A cybersecurity researcher has uncovered a dangerous zero-day vulnerability in Adobe Reader that could allow attackers to steal sensitive local files and potentially take full control of a victim’s system—all by convincing users to open a malicious PDF.
The flaw was discovered by researcher Haifei Li using his exploit detection platform EXPMON. Despite being reported to Adobe, no security patch has been released yet, leaving users of the latest Adobe Reader versions at risk. While there is no confirmed evidence of active exploitation, the vulnerability has the capability to collect and leak critical information, raising serious concerns across the cybersecurity community.

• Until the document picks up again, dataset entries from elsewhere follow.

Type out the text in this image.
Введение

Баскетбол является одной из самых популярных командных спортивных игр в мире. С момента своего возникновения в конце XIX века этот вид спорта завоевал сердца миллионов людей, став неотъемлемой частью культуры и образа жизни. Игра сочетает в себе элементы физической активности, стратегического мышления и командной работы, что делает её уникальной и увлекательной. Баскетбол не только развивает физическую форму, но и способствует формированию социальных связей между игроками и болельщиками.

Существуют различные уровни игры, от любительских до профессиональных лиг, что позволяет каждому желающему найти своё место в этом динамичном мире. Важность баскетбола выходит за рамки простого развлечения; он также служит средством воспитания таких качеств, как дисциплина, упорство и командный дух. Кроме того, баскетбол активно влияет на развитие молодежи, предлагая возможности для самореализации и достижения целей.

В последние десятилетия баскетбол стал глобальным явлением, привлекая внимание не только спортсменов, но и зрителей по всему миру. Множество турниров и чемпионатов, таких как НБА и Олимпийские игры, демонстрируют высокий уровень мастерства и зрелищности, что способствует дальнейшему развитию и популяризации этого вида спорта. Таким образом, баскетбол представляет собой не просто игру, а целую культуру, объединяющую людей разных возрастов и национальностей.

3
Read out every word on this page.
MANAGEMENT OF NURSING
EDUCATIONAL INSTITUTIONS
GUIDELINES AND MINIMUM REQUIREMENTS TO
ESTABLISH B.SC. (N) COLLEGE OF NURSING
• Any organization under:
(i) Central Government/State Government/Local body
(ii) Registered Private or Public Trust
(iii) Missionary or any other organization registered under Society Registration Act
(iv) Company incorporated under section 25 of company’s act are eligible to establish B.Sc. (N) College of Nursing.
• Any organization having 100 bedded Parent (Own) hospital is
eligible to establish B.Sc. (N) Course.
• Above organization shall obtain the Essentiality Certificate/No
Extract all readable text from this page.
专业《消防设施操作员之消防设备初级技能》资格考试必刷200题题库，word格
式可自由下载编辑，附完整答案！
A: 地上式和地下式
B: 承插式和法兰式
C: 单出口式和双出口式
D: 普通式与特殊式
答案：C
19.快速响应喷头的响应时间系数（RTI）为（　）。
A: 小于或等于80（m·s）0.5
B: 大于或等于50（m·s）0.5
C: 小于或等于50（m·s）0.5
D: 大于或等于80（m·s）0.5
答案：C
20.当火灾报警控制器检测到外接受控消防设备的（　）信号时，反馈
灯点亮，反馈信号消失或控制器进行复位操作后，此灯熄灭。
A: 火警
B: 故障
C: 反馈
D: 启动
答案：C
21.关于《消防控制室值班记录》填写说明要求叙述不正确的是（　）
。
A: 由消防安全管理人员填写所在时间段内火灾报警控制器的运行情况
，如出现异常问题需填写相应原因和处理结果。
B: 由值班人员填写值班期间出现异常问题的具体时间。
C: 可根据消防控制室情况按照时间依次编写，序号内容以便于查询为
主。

According to Li, the zero-day campaign may have been active for at least four months, potentially dating back to December 2025. The attack relies on a specially crafted PDF file embedded with heavily obfuscated JavaScript. In testing, the malicious file—named “yummy_adobe_exploit_uwu.pdf”—was able to execute code within Adobe Reader and exploit a logic flaw in its JavaScript engine.
This exploit bypasses built-in security restrictions and gains access to privileged Acrobat APIs, including the powerful “util.readFileIntoStream()” function. This enables attackers to read arbitrary files from a victim’s system, including sensitive Windows directories, and exfiltrate that data to a remote server.
Additionally, the PDF establishes communication with a command-and-control (C2) server using the “RSS-addFeed()” API. This covert channel allows attackers to both extract data and potentially deliver additional malicious payloads. Although no second-stage payload was observed during testing, any code sent from the server could be executed within Adobe Reader, significantly increasing the threat level.
Security experts are urging users and organizations to remain vigilant, avoid opening suspicious PDF files, and monitor for updates from Adobe as the situation develops.